Don’t worry, we don’t keep it plugged in to the wall in between uses! I know that wiring looks a little, um, quirky. 🙂 Still works though!
Even though we have 12-ish big maple trees on our property, we don’t really have to rake leaves in the fall because they mostly just blow away across the creek and into the fields. We do get some stuck in the bushes around the house though so we use the leaf rake to clear that mess up and for things like spreading mulch or grass clippings. We’re about due for a new leaf rake though because Jack used that one while he was “helping” us in the garden quite a bit last year. It’s looking pretty bent out of shape this spring and we had to hold it strategically to take this picture so you couldn’t tell! 🙂
One of the biggest challenges in getting out into the garden in spring is that sometimes it can be hard to know where all your tools are after a long winter. Your gardening tools can tend to get buried in the garage under a pile of stuff that was tossed in there during the winter and that can cause you to feel like you have to clean out the entire garage before you can even start getting to your gardening. I’m speaking from experience here! 🙂 If you’re going to have to go finding all of your stuff this spring, why not do yourself a little favor and get yourself set up so that this doesn’t happen again next year? We got about halfway through with completely rebuilding all of our workbenches and storage areas in the garage last fall before it got too cold to work out there, but we did manage to get the garden tools neatly put away, thank goodness! Hopefully we’ll be able to finish that garage up and show you soon! Here are a few really simple and helpful tool organizers. I think any one of these would go a long way towards helping keep your garden tools neat and tidy for a long long time.
Tool Tower | Heavy Duty Peg Board (So much better than press board for dealing with temperature changes and hummidity!) | Hanging Storage Rack
Hose Hanger (Have one outside and inside for when the temperature is below freezing!) | Cute Galvanized Caddy
Heavy Duty Garden Tote | Portable Tear Down Tray (Great for people who hate to bend over in the garden, just wheel it out and keep your tools on it or use it as a potting table!)
Other Helpful Gear
One of the things that I find that hardest about getting myself outside in the early spring is that it can be really cold and uncomfortable out there! Even if the temperature is pretty fair, the spring wind and all the extra humidity can make it feel really chilly. This can lead to me feeling like I can’t spend as long as I’d like to outside, at least not comfortably, so I’ve learned to make setting myself up to be comfortable a big priority at this time of year. If I’m comfy and cozy, then I never want to come inside!

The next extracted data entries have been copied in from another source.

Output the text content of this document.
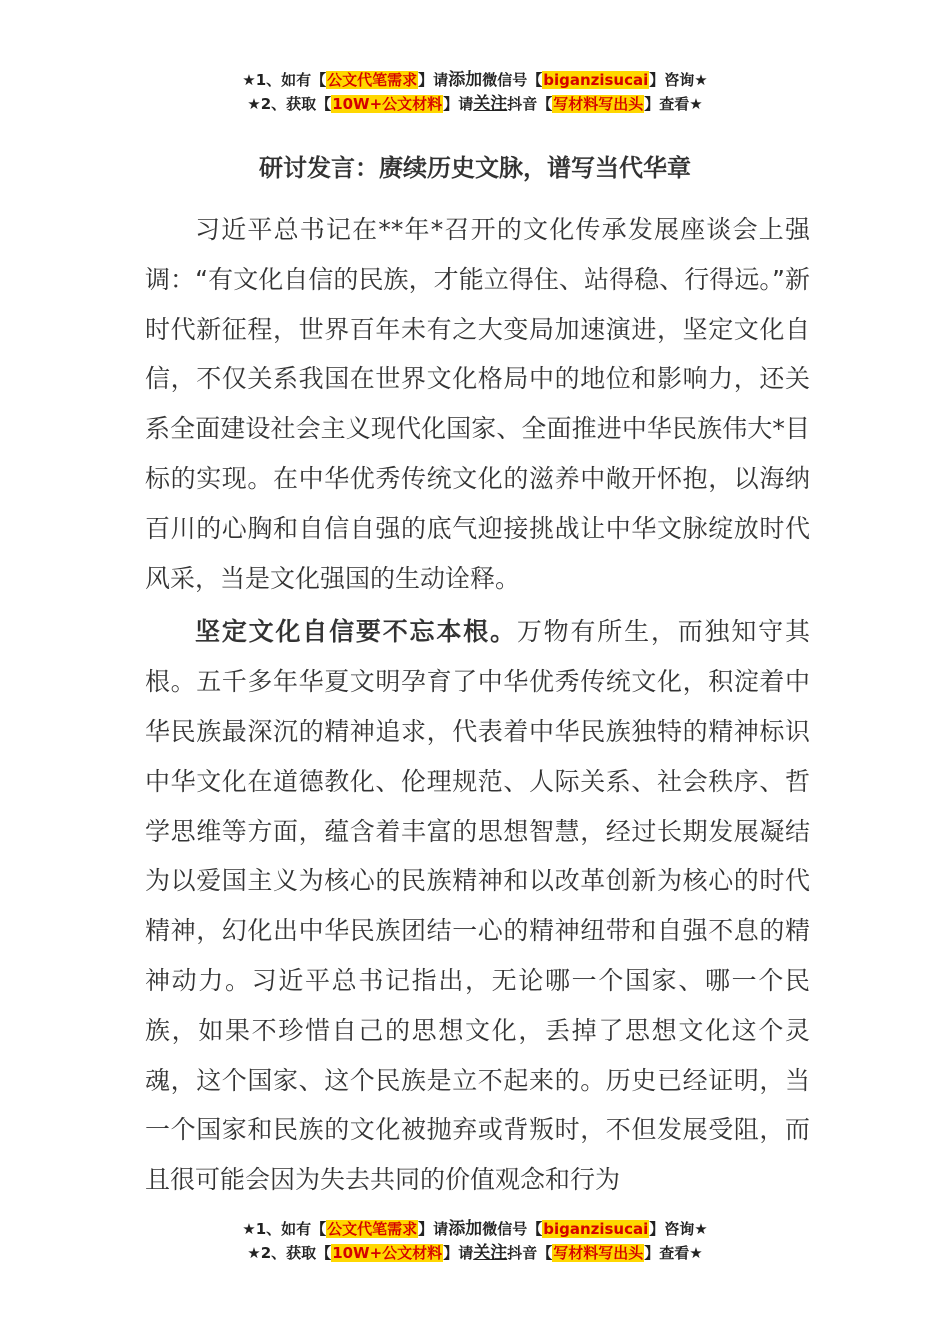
★1、如有【公文代笔需求】请添加微信号【biganzisucai】咨询★
★2、获取【10W+公文材料】请关注抖音【写材料写出头】查看★
研讨发言：赓续历史文脉，谱写当代华章

习近平总书记在**年*召开的文化传承发展座谈会上强调：“有文化自信的民族，才能立得住、站得稳、行得远。”新时代新征程，世界百年未有之大变局加速演进，坚定文化自信，不仅关系我国在世界文化格局中的地位和影响力，还关系全面建设社会主义现代化国家、全面推进中华民族伟大*目标的实现。在中华优秀传统文化的滋养中敞开怀抱，以海纳百川的心胸和自信自强的底气迎接挑战让中华文脉绽放时代风采，当是文化强国的生动诠释。

坚定文化自信要不忘本根。万物有所生，而独知守其根。五千多年华夏文明孕育了中华优秀传统文化，积淀着中华民族最深沉的精神追求，代表着中华民族独特的精神标识中华文化在道德教化、伦理规范、人际关系、社会秩序、哲学思维等方面，蕴含着丰富的思想智慧，经过长期发展凝结为以爱国主义为核心的民族精神和以改革创新为核心的时代精神，幻化出中华民族团结一心的精神纽带和自强不息的精神动力。习近平总书记指出，无论哪一个国家、哪一个民族，如果不珍惜自己的思想文化，丢掉了思想文化这个灵魂，这个国家、这个民族是立不起来的。历史已经证明，当一个国家和民族的文化被抛弃或背叛时，不但发展受阻，而且很可能会因为失去共同的价值观念和行为

★1、如有【公文代笔需求】请添加微信号【biganzisucai】咨询★
★2、获取【10W+公文材料】请关注抖音【写材料写出头】查看★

I might look a little crazy sometimes wearing a hat and gloves in late March, but it really does get quite a bit colder out here where I live compared to in town. My comfort just makes all the difference though, so I stick with it! 🙂
Light Winter Hat | Hunter Boots (Gotta keep those toes dry and I love not having to worry about getting my shoes muddy!) | Warm, Water-Resistant Gloves (See my notes below)
Sunglasses That Will Stay On When You Bend Over (Just bought these a couple of weeks ago to replace the two pairs I lost in Jamaica and they really stay put on my small head!)| Cozy, Non-Itchy Boot Socks
Cozy Sweater (This company makes the best fitting, most comfortable sweaters!) | Lightweight Rain Jacket/Windbreaker
Gardening gloves really make a huge difference and if you’re having a hard time finding some that you really love, consider looking into mechanics gloves or even ice fishing gloves. They’re usually a little heavier than regular garden gloves so they keep your fingers warmer, more protected, and drier. We use regular garden gloves more in the summer months and mechanics and fishing gloves in the spring and fall usually.
So those are the things that I’m thinking about as I’m starting my early spring gardening this year! Have you had a chance to get outside and start digging yet?